Tengo conocidos que siguen anclados trabajando durante años su quíntuple división de 4×10 repeticiones, posicionados en el aislamiento muscular, y tengo compañeros culturistas, que se mueven con márgenes mucho mas amplios fusionando el Pilates con la musculación, integrando el Functional training, trabajando además del pectoral y el bíceps, el transverso y los serratos, han pasado de trabajar dos músculos por sesión a trabajar una cadena muscular, en definitiva, les enseñaron a sumar y progresaron hasta realizar operaciones matemáticas mas complejas.

Por último, debemos ser el único país donde el usuario del gimnasio piensa que después de utilizar el peso libre, es función del técnico de sala recoger el material. Es una falta de consideración como el que va a leer un libro a la biblioteca y al terminar lo deja abierto sobre la mesa pensando que es función del bibliotecario acudir a recogerlo y volver a colocarlo en su sitio. No entiendo a estas personas que se llevan el banco a la otra punta, montan barras, cargan la prensa, realizan un entrenamiento duro e intenso y después no son capaces de dejarlo todo en su sitio. Son capaces de levantar 120 k en el press de banca pero después no pueden perder un minuto de su tiempo en llevar un disco de 20 k a 3 metros, y seguro que llevan así 15 años.
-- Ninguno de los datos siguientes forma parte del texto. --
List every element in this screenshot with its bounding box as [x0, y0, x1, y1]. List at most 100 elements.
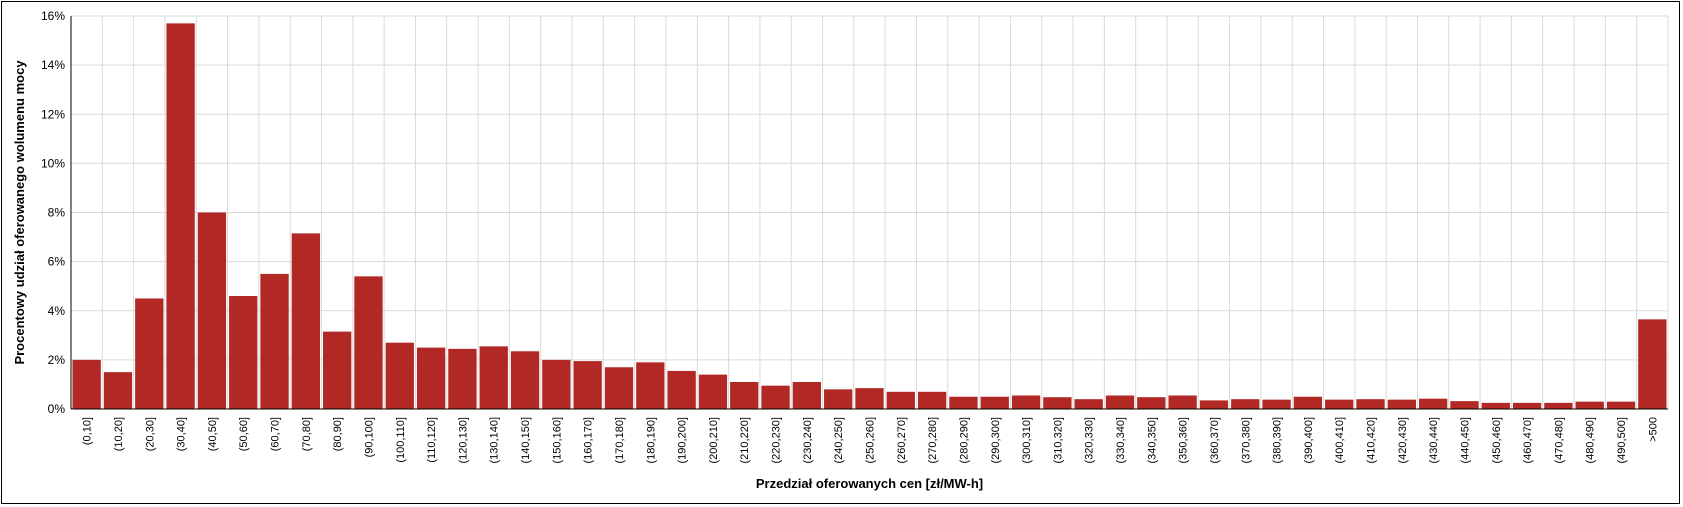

Como decía un antiguo jefe, a aprender a leer, al colegio. No pretendas apuntarte a un gimnasio y que el instructor de sala que tiene que atender a 30 personas a la vez, te enseñe a realizar correctamente tus ejercicios y realizarte una planificación según tus objetivos. Te ayudará a elegir los mejores medios, te resolverá dudas y te guiará, pero no podrá acompañarte en el día a día. Cómprate un libro, un buen libro, aprende algo sobre anatomía, nociones básicas de metabolismo e intenta llevarlo a la práctica, allá donde no llegues estará tu bibliotecario, se encargará de proporcionarte los libros más adecuado, te mostrará donde encontrarlos, pero leerlos, comprenderlos y continuar con el siguiente es algo que solo tú podrás hacer. El instructor debe ser un consejero, un guía, alguien que te oriente hacia donde dirigir tus entrenamientos, pero intentar que te supervise, que te haga un programa que te diseñe una planificación… creo que además de ser injusto, es inviable, y si, hay muchos centros que lo hacen pero no es lo habitual, sobre todo, en esta nueva tendencia de los macrogimnasios.